CyberTech Rambler

April 7, 2006

Does Minnesota “Open Data Format” Bill remove vendor lock-in?

Filed under: Uncategorized — ctrambler @ 2:51 pm

Andy Updegrove has a scope on a Minnesota's Bill requiring the use of "Open Data Format". It is great that the discussion on "open standard" has spreaded. However, it is my take that it does not in anyway prevent de facto vendor lock-in.

Mr Updegrove is a lawyer in the United States, so his arguement is definitely stronger than me. He believes that this bill can effective stop the use of proprietory (closed) format. Reading it from a 'non-lawyer' viewpoint, it does close a lot of avenues for the state adopting proprietory format. However, I am afraid it does not close one blatant loop hole, i.e., when there is only one vendor for an "open data format". In this case, I will argue that the format is not open at all, but a proprietory format. Nonetheless, it still satisfy the "Open" requirement of the bill.

Moreover, Microsoft's Office XML format, especially after it is accepted as a ECMA standard, actually qualify for "Open Data Format". It may allows proprietory extension, but the bill merely requires "ensures that all extensions of the data format are themselves documented and have the other characteristics of an open data format;". From an IT point-of-view, if Minnesota choose Office XML format, it can be argue that as long as the state ensure that all extensions used by the state "are themselves documented and have other characteristics of open data format", it satisfy the bill's requirement. Some may say that I am "twisting the words" the way a lawyer crook do, but the "twist" I did is perhaps the only practical way to adopt an open standard that permits extensions.

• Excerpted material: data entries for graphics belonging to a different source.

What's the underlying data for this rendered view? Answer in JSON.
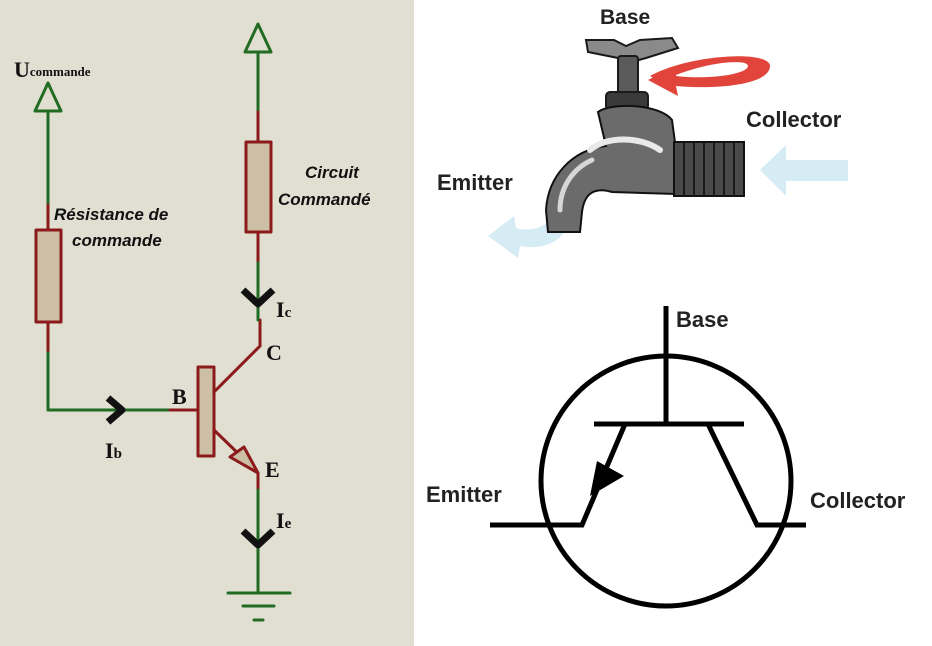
{
  "circuit": {
    "u_label": "U",
    "u_subscript": "commande",
    "resistor_label_line1": "Résistance de",
    "resistor_label_line2": "commande",
    "load_label_line1": "Circuit",
    "load_label_line2": "Commandé",
    "base_letter": "B",
    "collector_letter": "C",
    "emitter_letter": "E",
    "ib_label": "I",
    "ib_subscript": "b",
    "ic_label": "I",
    "ic_subscript": "c",
    "ie_label": "I",
    "ie_subscript": "e"
  },
  "faucet": {
    "base_label": "Base",
    "collector_label": "Collector",
    "emitter_label": "Emitter"
  },
  "symbol": {
    "base_label": "Base",
    "emitter_label": "Emitter",
    "collector_label": "Collector"
  },
  "colors": {
    "panel_bg": "#e0dfd2",
    "wire_green": "#226b22",
    "wire_red": "#8b1a1a",
    "component_fill": "#cdbfa6",
    "swirl_red": "#e0443a",
    "flow_blue": "#d6ecf5"
  }
}
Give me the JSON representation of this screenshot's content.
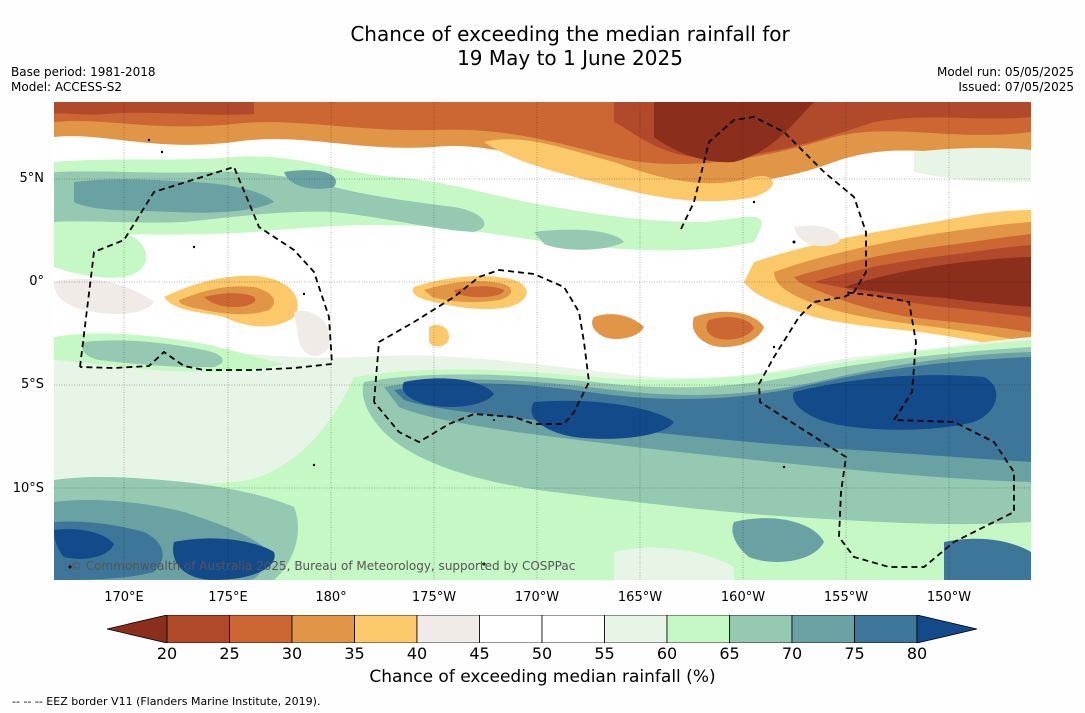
{
  "title": {
    "line1": "Chance of exceeding the median rainfall for",
    "line2": "19 May to 1 June 2025"
  },
  "meta_left": {
    "base_period": "Base period: 1981-2018",
    "model": "Model: ACCESS-S2"
  },
  "meta_right": {
    "model_run": "Model run: 05/05/2025",
    "issued": "Issued: 07/05/2025"
  },
  "lat_labels": [
    "5°N",
    "0°",
    "5°S",
    "10°S"
  ],
  "lon_labels": [
    "170°E",
    "175°E",
    "180°",
    "175°W",
    "170°W",
    "165°W",
    "160°W",
    "155°W",
    "150°W"
  ],
  "copyright": "© Commonwealth of Australia 2025, Bureau of Meteorology, supported by COSPPac",
  "colorbar": {
    "label": "Chance of exceeding median rainfall (%)",
    "ticks": [
      "20",
      "25",
      "30",
      "35",
      "40",
      "45",
      "50",
      "55",
      "60",
      "65",
      "70",
      "75",
      "80"
    ],
    "colors": [
      "#8b2f1c",
      "#b04a2a",
      "#cc6633",
      "#e09646",
      "#fcc96a",
      "#f0ebe7",
      "#ffffff",
      "#ffffff",
      "#e7f5e6",
      "#c6f8c5",
      "#95c9b1",
      "#6aa2a4",
      "#3e7699",
      "#134a8a"
    ]
  },
  "footer": "--  --  -- EEZ border V11 (Flanders Marine Institute, 2019)."
}
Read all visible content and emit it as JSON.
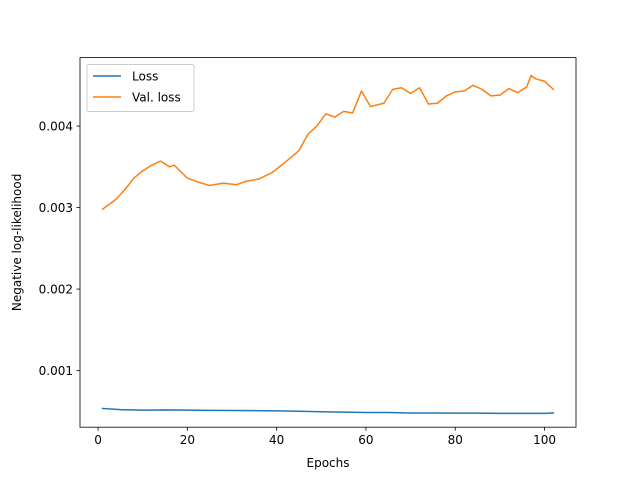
{
  "chart_data": {
    "type": "line",
    "title": "",
    "xlabel": "Epochs",
    "ylabel": "Negative log-likelihood",
    "xlim": [
      -4.05,
      107.05
    ],
    "ylim": [
      0.000305,
      0.00484
    ],
    "xticks": [
      0,
      20,
      40,
      60,
      80,
      100
    ],
    "yticks": [
      0.001,
      0.002,
      0.003,
      0.004
    ],
    "ytick_labels": [
      "0.001",
      "0.002",
      "0.003",
      "0.004"
    ],
    "grid": false,
    "legend_position": "top-left",
    "series": [
      {
        "name": "Loss",
        "color": "#1f77b4",
        "x": [
          1,
          5,
          10,
          15,
          20,
          25,
          30,
          35,
          40,
          45,
          50,
          55,
          60,
          65,
          70,
          75,
          80,
          85,
          90,
          95,
          100,
          102
        ],
        "y": [
          0.000535,
          0.00052,
          0.000515,
          0.000518,
          0.000515,
          0.000512,
          0.00051,
          0.000508,
          0.000505,
          0.0005,
          0.000495,
          0.00049,
          0.000485,
          0.000485,
          0.00048,
          0.00048,
          0.000478,
          0.000478,
          0.000475,
          0.000475,
          0.000475,
          0.00048
        ]
      },
      {
        "name": "Val. loss",
        "color": "#ff7f0e",
        "x": [
          1,
          4,
          6,
          8,
          10,
          12,
          14,
          16,
          17,
          18,
          20,
          22,
          25,
          28,
          31,
          33,
          36,
          39,
          42,
          45,
          47,
          49,
          51,
          53,
          55,
          57,
          59,
          61,
          64,
          66,
          68,
          70,
          72,
          74,
          76,
          78,
          80,
          82,
          84,
          86,
          88,
          90,
          92,
          94,
          96,
          97,
          98,
          100,
          102
        ],
        "y": [
          0.00298,
          0.0031,
          0.00322,
          0.00336,
          0.00345,
          0.00352,
          0.00357,
          0.0035,
          0.00352,
          0.00347,
          0.00336,
          0.00332,
          0.00327,
          0.0033,
          0.00328,
          0.00332,
          0.00335,
          0.00343,
          0.00356,
          0.0037,
          0.0039,
          0.004,
          0.00415,
          0.00411,
          0.00418,
          0.00416,
          0.00443,
          0.00424,
          0.00428,
          0.00445,
          0.00447,
          0.0044,
          0.00447,
          0.00427,
          0.00428,
          0.00437,
          0.00442,
          0.00443,
          0.0045,
          0.00445,
          0.00437,
          0.00438,
          0.00446,
          0.00441,
          0.00448,
          0.00462,
          0.00458,
          0.00455,
          0.00445
        ]
      }
    ]
  }
}
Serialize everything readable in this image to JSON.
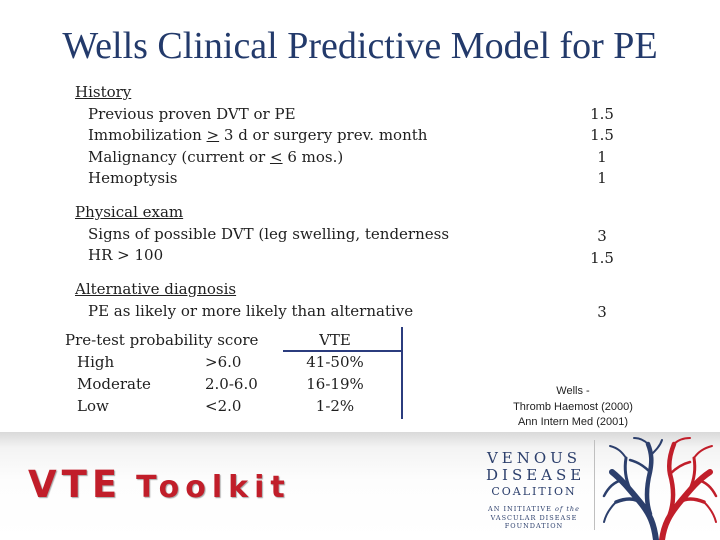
{
  "title": "Wells Clinical Predictive Model for PE",
  "history": {
    "heading": "History",
    "items": [
      {
        "parts": [
          "Previous proven DVT or PE"
        ],
        "points": "1.5"
      },
      {
        "parts": [
          "Immobilization ",
          ">",
          " 3 d or surgery prev. month"
        ],
        "points": "1.5"
      },
      {
        "parts": [
          "Malignancy (current or ",
          "<",
          " 6 mos.)"
        ],
        "points": "1"
      },
      {
        "parts": [
          "Hemoptysis"
        ],
        "points": "1"
      }
    ]
  },
  "physical": {
    "heading": "Physical exam",
    "items": [
      {
        "label": "Signs of possible DVT (leg swelling, tenderness",
        "points": "3"
      },
      {
        "label": "HR > 100",
        "points": "1.5"
      }
    ]
  },
  "alternative": {
    "heading": "Alternative diagnosis",
    "items": [
      {
        "label": "PE as likely or more likely than alternative",
        "points": "3"
      }
    ]
  },
  "probability": {
    "header": {
      "label": "Pre-test probability score",
      "vte": "VTE"
    },
    "rows": [
      {
        "level": "High",
        "score": ">6.0",
        "vte": "41-50%"
      },
      {
        "level": "Moderate",
        "score": "2.0-6.0",
        "vte": "16-19%"
      },
      {
        "level": "Low",
        "score": "<2.0",
        "vte": "1-2%"
      }
    ]
  },
  "citation": {
    "line1": "Wells -",
    "line2": "Thromb Haemost (2000)",
    "line3": "Ann Intern Med (2001)"
  },
  "footer": {
    "toolkit_big": "VTE",
    "toolkit_small": "Toolkit",
    "brand_line1": "VENOUS",
    "brand_line2": "DISEASE",
    "brand_line3": "COALITION",
    "brand_sub1_a": "AN INITIATIVE ",
    "brand_sub1_b": "of the",
    "brand_sub2": "VASCULAR DISEASE",
    "brand_sub3": "FOUNDATION"
  },
  "colors": {
    "title": "#233a6b",
    "accent_red": "#c11e2a",
    "box_line": "#2b3c7e",
    "tree_blue": "#2c3f6c"
  }
}
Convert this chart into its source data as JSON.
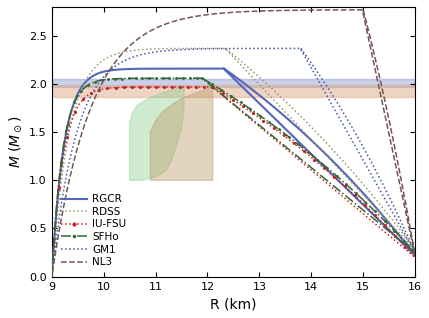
{
  "xlim": [
    9,
    16
  ],
  "ylim": [
    0.0,
    2.8
  ],
  "xlabel": "R (km)",
  "ylabel": "$M\\ (M_\\odot)$",
  "xticks": [
    9,
    10,
    11,
    12,
    13,
    14,
    15,
    16
  ],
  "yticks": [
    0.0,
    0.5,
    1.0,
    1.5,
    2.0,
    2.5
  ],
  "blue_band_y1": 1.97,
  "blue_band_y2": 2.05,
  "orange_band_y1": 1.87,
  "orange_band_y2": 1.99,
  "RGCR_color": "#5566bb",
  "RDSS_color": "#999966",
  "IUFSU_color": "#cc2222",
  "SFHo_color": "#336633",
  "GM1_color": "#4455aa",
  "NL3_color": "#775555",
  "green_patch_color": "#88cc88",
  "brown_patch_color": "#bb9966",
  "figsize": [
    4.29,
    3.18
  ],
  "dpi": 100
}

To shun "open standard" that permits extensions, but cannot guarantee that all extensions must be "open" will be like throwing away a perfectly good fruit because the manufacturer cannot guarantee that there is no sand grain anywhere on the fruit. Take the Kerberos protocol for example, it is open, but it also allow "extension". In fact, Microsoft had "extended" it to include a proprietory authentication scheme. So, should we throw Kerberos away as non-open?

As Updegrove said, it will be interesting to see how this "open standard" debate evolves.